Может быть, так слышалось, а, может быть, и снова запели, тонкие поплыли звоны вечерние по розовым небесам, углубляя тишину, замыкая в кольцо молчаний любовь, лес, душистую сырость, любовь.

Там в кольце, — мир крылатой радости. Там не удивляло ничто. Не один ли он. Этот мир, — родной, и не все ли, что около него, вокруг него, все, что было, что будет, — как сновиденье чужое?

Есть ли время в нем?

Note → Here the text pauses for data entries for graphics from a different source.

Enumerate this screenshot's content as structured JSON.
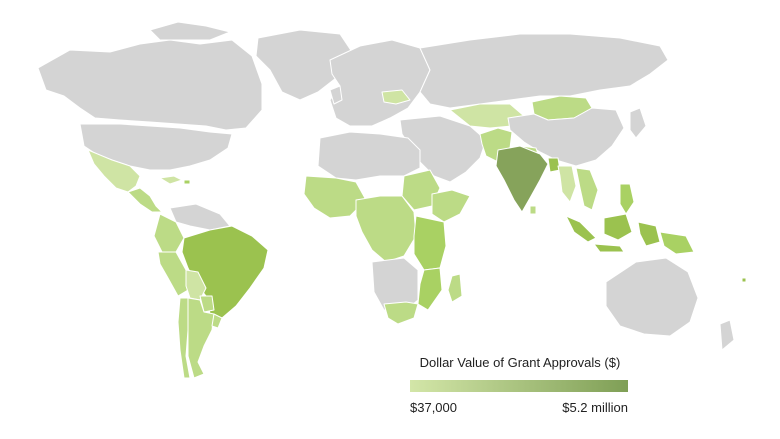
{
  "legend": {
    "title": "Dollar Value of Grant Approvals ($)",
    "min_label": "$37,000",
    "max_label": "$5.2 million",
    "color_min": "#d3e6a8",
    "color_max": "#7f9f56"
  },
  "colors": {
    "no_data": "#d4d4d4",
    "border": "#ffffff",
    "level_low": "#cfe4a4",
    "level_mid_low": "#bcdb86",
    "level_mid": "#a9d163",
    "level_high": "#9bc24f",
    "level_max": "#86a35b"
  },
  "highlighted_regions": [
    {
      "name": "Mexico",
      "level": "low"
    },
    {
      "name": "Brazil",
      "level": "high"
    },
    {
      "name": "Peru",
      "level": "mid_low"
    },
    {
      "name": "Colombia",
      "level": "mid_low"
    },
    {
      "name": "Bolivia",
      "level": "low"
    },
    {
      "name": "Argentina",
      "level": "mid_low"
    },
    {
      "name": "Chile",
      "level": "mid_low"
    },
    {
      "name": "Paraguay",
      "level": "mid_low"
    },
    {
      "name": "Uruguay",
      "level": "mid_low"
    },
    {
      "name": "West Africa",
      "level": "mid_low"
    },
    {
      "name": "Sudan",
      "level": "mid_low"
    },
    {
      "name": "Ethiopia",
      "level": "mid_low"
    },
    {
      "name": "Kenya",
      "level": "mid"
    },
    {
      "name": "Tanzania",
      "level": "mid"
    },
    {
      "name": "Mozambique",
      "level": "mid"
    },
    {
      "name": "Madagascar",
      "level": "mid_low"
    },
    {
      "name": "South Africa",
      "level": "mid_low"
    },
    {
      "name": "India",
      "level": "max"
    },
    {
      "name": "Nepal",
      "level": "mid_low"
    },
    {
      "name": "Bangladesh",
      "level": "high"
    },
    {
      "name": "Mongolia",
      "level": "mid_low"
    },
    {
      "name": "Indonesia",
      "level": "high"
    },
    {
      "name": "Philippines",
      "level": "mid"
    },
    {
      "name": "Papua New Guinea",
      "level": "mid"
    },
    {
      "name": "Vietnam",
      "level": "mid_low"
    },
    {
      "name": "Ukraine",
      "level": "low"
    }
  ]
}
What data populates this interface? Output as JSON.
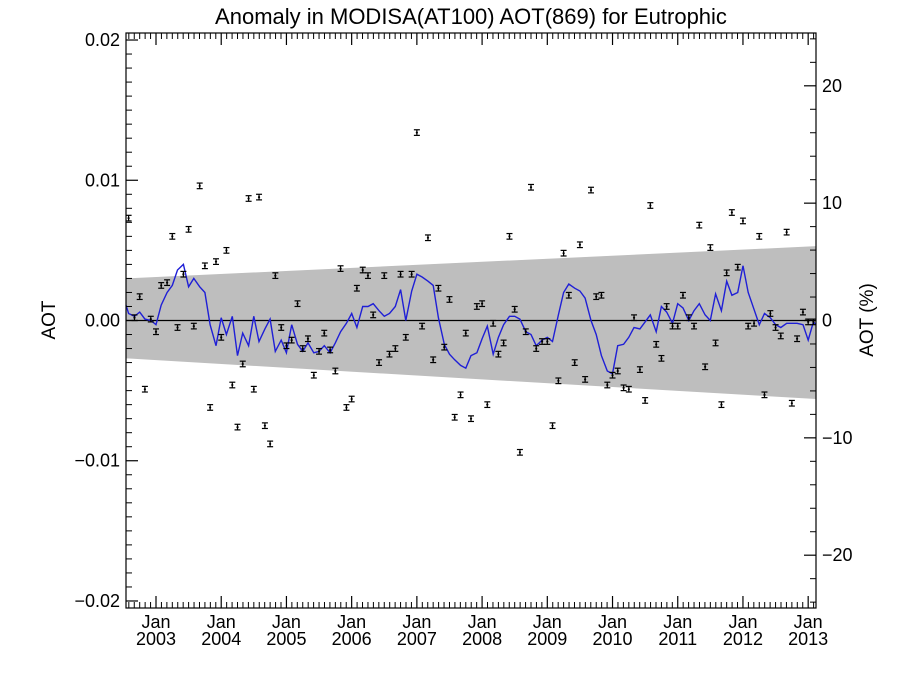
{
  "chart_data": {
    "type": "scatter",
    "title": "Anomaly in MODISA(AT100) AOT(869) for Eutrophic",
    "ylabel": "AOT",
    "ylabel_right": "AOT (%)",
    "xlabel": "",
    "x_tick_labels": [
      {
        "year": 2003,
        "month_label": "Jan",
        "year_label": "2003"
      },
      {
        "year": 2004,
        "month_label": "Jan",
        "year_label": "2004"
      },
      {
        "year": 2005,
        "month_label": "Jan",
        "year_label": "2005"
      },
      {
        "year": 2006,
        "month_label": "Jan",
        "year_label": "2006"
      },
      {
        "year": 2007,
        "month_label": "Jan",
        "year_label": "2007"
      },
      {
        "year": 2008,
        "month_label": "Jan",
        "year_label": "2008"
      },
      {
        "year": 2009,
        "month_label": "Jan",
        "year_label": "2009"
      },
      {
        "year": 2010,
        "month_label": "Jan",
        "year_label": "2010"
      },
      {
        "year": 2011,
        "month_label": "Jan",
        "year_label": "2011"
      },
      {
        "year": 2012,
        "month_label": "Jan",
        "year_label": "2012"
      },
      {
        "year": 2013,
        "month_label": "Jan",
        "year_label": "2013"
      }
    ],
    "xlim": [
      2002.54,
      2013.12
    ],
    "ylim": [
      -0.0205,
      0.0205
    ],
    "y_ticks": [
      -0.02,
      -0.01,
      0.0,
      0.01,
      0.02
    ],
    "y_tick_labels": [
      "−0.02",
      "−0.01",
      "0.00",
      "0.01",
      "0.02"
    ],
    "y2lim": [
      -24.5,
      24.5
    ],
    "y2_ticks": [
      -20,
      -10,
      0,
      10,
      20
    ],
    "y2_tick_labels": [
      "−20",
      "−10",
      "0",
      "10",
      "20"
    ],
    "colors": {
      "points": "#000000",
      "smooth_line": "#1f1fd6",
      "band": "#bebebe",
      "zero_line": "#000000"
    },
    "band": {
      "x": [
        2002.54,
        2013.12
      ],
      "upper": [
        0.003,
        0.0053
      ],
      "lower": [
        -0.0027,
        -0.0056
      ]
    },
    "grid": false,
    "series": [
      {
        "kind": "monthly_points_with_errorbars",
        "errorbar": 0.0002,
        "x": [
          2002.58,
          2002.67,
          2002.75,
          2002.83,
          2002.92,
          2003.0,
          2003.08,
          2003.17,
          2003.25,
          2003.33,
          2003.42,
          2003.5,
          2003.58,
          2003.67,
          2003.75,
          2003.83,
          2003.92,
          2004.0,
          2004.08,
          2004.17,
          2004.25,
          2004.33,
          2004.42,
          2004.5,
          2004.58,
          2004.67,
          2004.75,
          2004.83,
          2004.92,
          2005.0,
          2005.08,
          2005.17,
          2005.25,
          2005.33,
          2005.42,
          2005.5,
          2005.58,
          2005.67,
          2005.75,
          2005.83,
          2005.92,
          2006.0,
          2006.08,
          2006.17,
          2006.25,
          2006.33,
          2006.42,
          2006.5,
          2006.58,
          2006.67,
          2006.75,
          2006.83,
          2006.92,
          2007.0,
          2007.08,
          2007.17,
          2007.25,
          2007.33,
          2007.42,
          2007.5,
          2007.58,
          2007.67,
          2007.75,
          2007.83,
          2007.92,
          2008.0,
          2008.08,
          2008.17,
          2008.25,
          2008.33,
          2008.42,
          2008.5,
          2008.58,
          2008.67,
          2008.75,
          2008.83,
          2008.92,
          2009.0,
          2009.08,
          2009.17,
          2009.25,
          2009.33,
          2009.42,
          2009.5,
          2009.58,
          2009.67,
          2009.75,
          2009.83,
          2009.92,
          2010.0,
          2010.08,
          2010.17,
          2010.25,
          2010.33,
          2010.42,
          2010.5,
          2010.58,
          2010.67,
          2010.75,
          2010.83,
          2010.92,
          2011.0,
          2011.08,
          2011.17,
          2011.25,
          2011.33,
          2011.42,
          2011.5,
          2011.58,
          2011.67,
          2011.75,
          2011.83,
          2011.92,
          2012.0,
          2012.08,
          2012.17,
          2012.25,
          2012.33,
          2012.42,
          2012.5,
          2012.58,
          2012.67,
          2012.75,
          2012.83,
          2012.92,
          2013.0,
          2013.08
        ],
        "y": [
          0.0073,
          0.0002,
          0.0017,
          -0.0049,
          0.0001,
          -0.0008,
          0.0025,
          0.0027,
          0.006,
          -0.0005,
          0.0033,
          0.0065,
          -0.0004,
          0.0096,
          0.0039,
          -0.0062,
          0.0042,
          -0.0012,
          0.005,
          -0.0046,
          -0.0076,
          -0.0031,
          0.0087,
          -0.0049,
          0.0088,
          -0.0075,
          -0.0088,
          0.0032,
          -0.0005,
          -0.0018,
          -0.0014,
          0.0012,
          -0.002,
          -0.0013,
          -0.0039,
          -0.0022,
          -0.0009,
          -0.0021,
          -0.0036,
          0.0037,
          -0.0062,
          -0.0056,
          0.0023,
          0.0036,
          0.0032,
          0.0004,
          -0.003,
          0.0032,
          -0.0024,
          -0.002,
          0.0033,
          -0.0012,
          0.0033,
          0.0134,
          -0.0004,
          0.0059,
          -0.0028,
          0.0023,
          -0.0019,
          0.0015,
          -0.0069,
          -0.0053,
          -0.0009,
          -0.007,
          0.001,
          0.0012,
          -0.006,
          -0.0002,
          -0.0024,
          -0.0016,
          0.006,
          0.0008,
          -0.0094,
          -0.0008,
          0.0095,
          -0.002,
          -0.0015,
          -0.0015,
          -0.0075,
          -0.0043,
          0.0048,
          0.0018,
          -0.003,
          0.0054,
          -0.0042,
          0.0093,
          0.0017,
          0.0018,
          -0.0046,
          -0.0039,
          -0.0036,
          -0.0048,
          -0.0049,
          0.0002,
          -0.0035,
          -0.0057,
          0.0082,
          -0.0017,
          -0.0027,
          0.001,
          -0.0004,
          -0.0004,
          0.0018,
          0.0002,
          -0.0004,
          0.0068,
          -0.0033,
          0.0052,
          -0.0016,
          -0.006,
          0.0034,
          0.0077,
          0.0038,
          0.0071,
          -0.0004,
          -0.0002,
          0.006,
          -0.0053,
          0.0005,
          -0.0005,
          -0.0011,
          0.0063,
          -0.0059,
          -0.0013,
          0.0006,
          -0.0001,
          -0.0001
        ]
      },
      {
        "kind": "smoothed_line",
        "x": [
          2002.54,
          2002.58,
          2002.67,
          2002.75,
          2002.83,
          2002.92,
          2003.0,
          2003.08,
          2003.17,
          2003.25,
          2003.33,
          2003.42,
          2003.5,
          2003.58,
          2003.67,
          2003.75,
          2003.83,
          2003.92,
          2004.0,
          2004.08,
          2004.17,
          2004.25,
          2004.33,
          2004.42,
          2004.5,
          2004.58,
          2004.67,
          2004.75,
          2004.83,
          2004.92,
          2005.0,
          2005.08,
          2005.17,
          2005.25,
          2005.33,
          2005.42,
          2005.5,
          2005.58,
          2005.67,
          2005.75,
          2005.83,
          2005.92,
          2006.0,
          2006.08,
          2006.17,
          2006.25,
          2006.33,
          2006.42,
          2006.5,
          2006.58,
          2006.67,
          2006.75,
          2006.83,
          2006.92,
          2007.0,
          2007.08,
          2007.17,
          2007.25,
          2007.33,
          2007.42,
          2007.5,
          2007.58,
          2007.67,
          2007.75,
          2007.83,
          2007.92,
          2008.0,
          2008.08,
          2008.17,
          2008.25,
          2008.33,
          2008.42,
          2008.5,
          2008.58,
          2008.67,
          2008.75,
          2008.83,
          2008.92,
          2009.0,
          2009.08,
          2009.17,
          2009.25,
          2009.33,
          2009.42,
          2009.5,
          2009.58,
          2009.67,
          2009.75,
          2009.83,
          2009.92,
          2010.0,
          2010.08,
          2010.17,
          2010.25,
          2010.33,
          2010.42,
          2010.5,
          2010.58,
          2010.67,
          2010.75,
          2010.83,
          2010.92,
          2011.0,
          2011.08,
          2011.17,
          2011.25,
          2011.33,
          2011.42,
          2011.5,
          2011.58,
          2011.67,
          2011.75,
          2011.83,
          2011.92,
          2012.0,
          2012.08,
          2012.17,
          2012.25,
          2012.33,
          2012.42,
          2012.5,
          2012.58,
          2012.67,
          2012.75,
          2012.83,
          2012.92,
          2013.0,
          2013.08,
          2013.12
        ],
        "y": [
          0.0011,
          0.0005,
          0.0003,
          0.0006,
          0.0001,
          0.0,
          -0.0003,
          0.0011,
          0.002,
          0.0025,
          0.0036,
          0.004,
          0.0024,
          0.003,
          0.0024,
          0.002,
          -0.0003,
          -0.0018,
          0.0002,
          -0.001,
          0.0003,
          -0.0025,
          -0.0009,
          -0.0018,
          0.0003,
          -0.0015,
          -0.0006,
          0.0001,
          -0.0022,
          -0.0014,
          -0.0023,
          -0.0003,
          -0.0017,
          -0.0022,
          -0.0016,
          -0.0023,
          -0.0022,
          -0.0018,
          -0.0023,
          -0.0016,
          -0.0008,
          -0.0002,
          0.0005,
          -0.0005,
          0.001,
          0.001,
          0.0012,
          0.0007,
          0.0003,
          0.0005,
          0.001,
          0.0022,
          0.0,
          0.0021,
          0.0033,
          0.0031,
          0.0028,
          0.0025,
          0.0002,
          -0.0017,
          -0.0024,
          -0.0028,
          -0.0032,
          -0.0034,
          -0.0025,
          -0.0023,
          -0.0013,
          -0.0004,
          -0.0024,
          -0.0012,
          -0.0003,
          0.0003,
          0.0003,
          0.0001,
          -0.0008,
          -0.001,
          -0.0018,
          -0.0014,
          -0.0012,
          -0.0015,
          0.0004,
          0.002,
          0.0026,
          0.0023,
          0.0021,
          0.0016,
          0.0,
          -0.001,
          -0.0025,
          -0.0036,
          -0.0038,
          -0.0018,
          -0.0017,
          -0.0012,
          -0.0005,
          -0.0006,
          -0.0001,
          0.0004,
          -0.0008,
          0.001,
          0.0006,
          -0.0002,
          0.0012,
          0.0009,
          0.0,
          0.0007,
          0.0012,
          0.0004,
          0.0,
          0.0019,
          0.0007,
          0.0028,
          0.0018,
          0.002,
          0.0039,
          0.002,
          0.0008,
          -0.0003,
          0.0005,
          0.0002,
          -0.0003,
          -0.0005,
          -0.0002,
          -0.0002,
          -0.0002,
          -0.0003,
          -0.0014,
          -0.0001,
          -0.0003
        ]
      }
    ]
  }
}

Может быть, да, а вернее — нет. Еще розовость дерев не погасла, еще туман ложбинный не дотянулся до ветвей, — а Маша снова идет одна, легко, вперед, по лесной дороге, по которой обратно идет Райвич — и теперь уже наверное знает:

И не надо, чтоб было лучше.

И, вообще, больше не надо ничего.

Так молодой приват-доцент Райвич ездил свататься в предвечерний, предвесенний день; а почему из этого сватовства ничего не вышло — осталось для всех непонятным.

Райвич и Маша, если сами и понимали, ничего никому не сказали. Да и как бы могли они? В кольце любви, в кольце молчания — нет слов.

МАЛЬЧИК В ПЕЛЕРИНКЕ (Встреча)

I

Когда я вспоминаю о петербургских предреволюционных и Даже предвоенных годах — передо мною часто встают юные лица тогдашней литературной молодежи. И даже не только литературной, и не только молодые: помню лица и совсем детские. Мне тогда казалось, что не они, юноши и девушки, уже вошедшие в жизнь, не молодые поэты, уже коснувшиеся литературы, — наша настоящая надежда. Не они смогут дать нам настоящее новое, потому что не их глаза увидят новую жизнь, а вот эти полудетские глаза мальчиков и девочек, что ходят еще в коротких платьицах.

Что ж, догадка оправдалась… ужасно оправдалась! Ах, так, сказала Жизнь, — и преподнесла нам кровавую гримасу.

Лучше бы и не вспоминать об этих догадках и упованиях, если б не одна мысль: может быть, и нет никакой гримасы; может быть, сегодняшняя действующая юность — вовсе не те, полудети тогда. Сегодняшние — не лежали ли они тогда в колыбели? А мои, вчерашние, тогдашние — просто погибли.

Оттого и были у некоторых такие серьезные, удивляющие глаза. Мы видели в них Судьбу, но прочитать ее не могли. Хотели думать, что написано — «жизнь», а это была — «смерть».

О гибели многих я знаю наверно. О других не знаю ничего, и это тоже, почти наверно, означает гибель. Мы слышали бы о «спасшихся», хотя бы о ком-нибудь из тех, кто ранее тянулся к литературе. Никого из них нет среди «Звезд» совдепской неолитературы.

Я хочу рассказать беглую встречу с одним странным полуребенком, таким странным, что до сих пор некоторых в нем вещей я не могу себе объяснить, они кажутся чудесными.

Это было в Кисловодске, летом 17-го года.

После потрясающей зимы и весны этого года в Петербурге, один из нас, трех старых литераторов, живших тогда вместе (и во всех смыслах близко стоявших к событиям) — заболел. Мы не обманывали себя, не закрывали глаз на серьезность общего положения и на опасность путешествия через всю Россию в данный момент; однако, решили рискнуть и поехать на несколько недель в Кисловодск.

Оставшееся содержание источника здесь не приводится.